La teoria come classificazione
Per Duhem, la teoria scientifica deve essere considerata come un dispositivo per la classificazione dei fatti. Per questo non va considerata sotto l'aspetto "vera o falsa", ma solo come "comoda o scomoda", adatta o non adatta. Essa mantiene un carattere ambivalente. In tal senso, Duhem paragonò il lavoro del fisico al processo di classificazione di un naturalista in cerca di un sistema naturale, contrapposto ad uno artificiale. «La facilità con cui ogni legge trova il suo posto nella classificazioni create dal fisico, la chiarezza abbagliante che si diffonde su questo insieme perfettamente ordinato, ci persuade totalmente che una tale classificazione non è solo artificiale, che un tale ordine non è il risultato di un raggruppamento puramente arbitrario imposto alle leggi di un ingegnoso organizzatore. Senza poter dimostrare la nostra convinzione, ma al tempo stesso senza potercene liberare, vediamo nell'ordinamento esatto del sistema il segno distintivo di una classificazione naturale; senza pretendere di spiegare la realtà sotto i fenomeni di cui ragguppiamo le leggi, sentiamo che i raggruppamenti stabiliti dalla teoria corrispondono a reali affinità tra le cose.»
(La teoria fisica)

La teoria come asserzione di una parte di verità sul mondo
Duhem desiderava quindi una teoria realistica della conoscenza, e non poteva fare a meno di auspicare un accordo di teorie. La teoria è più di un semplice strumento,o convenzione; è qualcosa che dice una parte di verità sul mondo.
«Il fisico non saprebbe spiegare tale convinzione: il metodo di cui dispone è limitato ai soli dati dell'osservazione; non sarebbe quindi in grado di dimostrare che l'ordine stabilito tra le leggi sperimentali riflette un ordine trascendente l'esperienza, a maggior ragione non sarebbe in grado di prevedere la natura dei rapporti reali cui corrispondono le relazioni stabilite dalla teoria.» (La teoria fisica)

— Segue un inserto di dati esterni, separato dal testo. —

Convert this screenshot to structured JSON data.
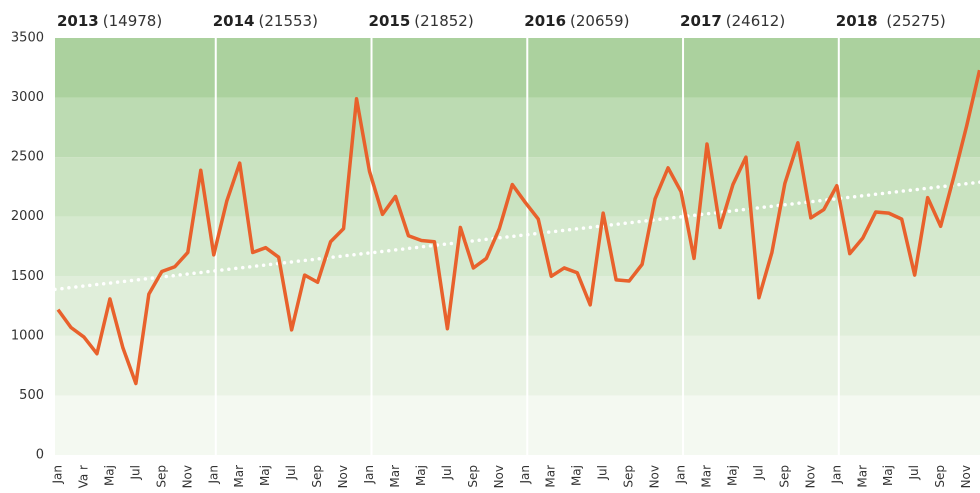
{
  "chart_data": {
    "type": "line",
    "categories": [
      "Jan",
      null,
      "Va r",
      null,
      "Maj",
      null,
      "Jul",
      null,
      "Sep",
      null,
      "Nov",
      null,
      "Jan",
      null,
      "Mar",
      null,
      "Maj",
      null,
      "Jul",
      null,
      "Sep",
      null,
      "Nov",
      null,
      "Jan",
      null,
      "Mar",
      null,
      "Maj",
      null,
      "Jul",
      null,
      "Sep",
      null,
      "Nov",
      null,
      "Jan",
      null,
      "Mar",
      null,
      "Maj",
      null,
      "Jul",
      null,
      "Sep",
      null,
      "Nov",
      null,
      "Jan",
      null,
      "Mar",
      null,
      "Maj",
      null,
      "Jul",
      null,
      "Sep",
      null,
      "Nov",
      null,
      "Jan",
      null,
      "Mar",
      null,
      "Maj",
      null,
      "Jul",
      null,
      "Sep",
      null,
      "Nov",
      null
    ],
    "series": [
      {
        "color": "#e8612c",
        "values": [
          1220,
          1070,
          990,
          850,
          1310,
          900,
          600,
          1350,
          1540,
          1580,
          1700,
          2390,
          1680,
          2130,
          2450,
          1700,
          1740,
          1660,
          1050,
          1510,
          1450,
          1790,
          1900,
          2990,
          2380,
          2020,
          2170,
          1840,
          1800,
          1790,
          1060,
          1910,
          1570,
          1650,
          1900,
          2270,
          2120,
          1980,
          1500,
          1570,
          1530,
          1260,
          2030,
          1470,
          1460,
          1600,
          2150,
          2410,
          2210,
          1650,
          2610,
          1910,
          2270,
          2500,
          1320,
          1700,
          2280,
          2620,
          1990,
          2060,
          2260,
          1690,
          1820,
          2040,
          2030,
          1980,
          1510,
          2160,
          1920,
          2330,
          2760,
          3230
        ]
      }
    ],
    "trend": [
      1390,
      2290
    ],
    "years": [
      {
        "year": "2013",
        "total": "(14978)"
      },
      {
        "year": "2014",
        "total": "(21553)"
      },
      {
        "year": "2015",
        "total": "(21852)"
      },
      {
        "year": "2016",
        "total": "(20659)"
      },
      {
        "year": "2017",
        "total": "(24612)"
      },
      {
        "year": "2018",
        "total": " (25275)"
      }
    ],
    "ylim": [
      0,
      3500
    ],
    "yticks": [
      0,
      500,
      1000,
      1500,
      2000,
      2500,
      3000,
      3500
    ],
    "band_colors": [
      "#f4f9f1",
      "#eaf3e5",
      "#e0eeda",
      "#d5e9ce",
      "#cae3c1",
      "#bcdbb2",
      "#abd19e"
    ]
  }
}
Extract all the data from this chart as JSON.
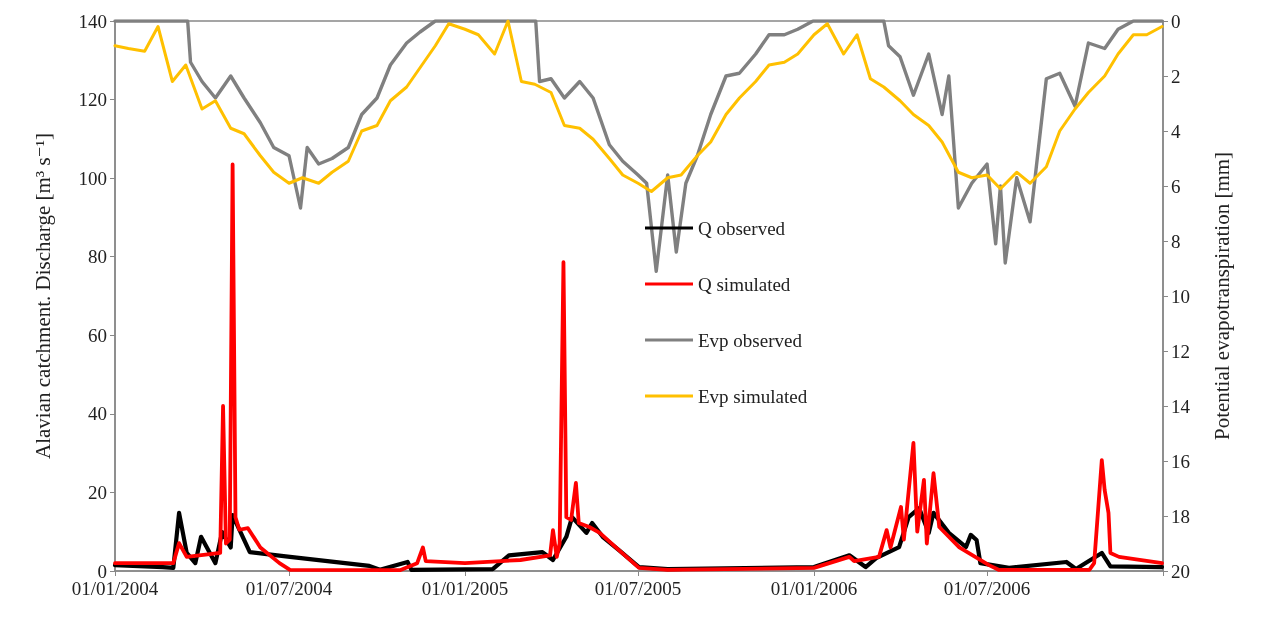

La "forma" della teoria fisica è composta da "simboli matematici che consentono ad essa di rappresentare le diverse quantità e qualità del mondo fisico" e "i postulati generali che gli servono da principi". A partire dai principi si può costruire una struttura matematica esente da contraddizioni logiche, non altrimenti passibile di alcun'altra restrizione strutturale. Dato questo impianto, osservando a quali conclusioni porta, si tratta infine di sottoporre le conclusioni stesse a prove empiriche. «Questo confronto tra le conclusioni della teoria e la verità dell'esperienza è dunque indispensabile dal momento che soltanto il controllo dei fatti deve colpire esclusivamente le conclusioni della teoria, perché esse soltanto si presentano come l'immagine della realtà. I postulati, punti di partenza della teoria, gli intermediari con i quali si passa dai postulati alle conclusioni non devono essere sottoposti a prova empirica.» (La teoria fisica)
Si presenta perciò una difficoltà: come si possono collegare i controlli sperimentali e le osservazioni con le conclusioni rappresentate matematicamente dalle teorie? Le due cose sono infatti frutto di procedure diverse, e i controlli sperimentali si realizzano in laboratorio, non alla scrivania, mentre i teoremi sono espressi in termini matematici. C'è «una disparità tra il fatto pratico, realmente osservato, e il fatto teorico, cioè la formula simbolica ed astratta enunciata dal fisico.» (La teoria fisica)
Tra simbolo e fatto potrebbe esserci corrispondenza, ma non "parità completa". A giudizio di Hilary Putnam, con questo interrogativo Duhem diede inizio a" quella grande vacca sacra" del positivismo logico che è la distinzione tra linguaggio di osservazione e linguaggio teorico.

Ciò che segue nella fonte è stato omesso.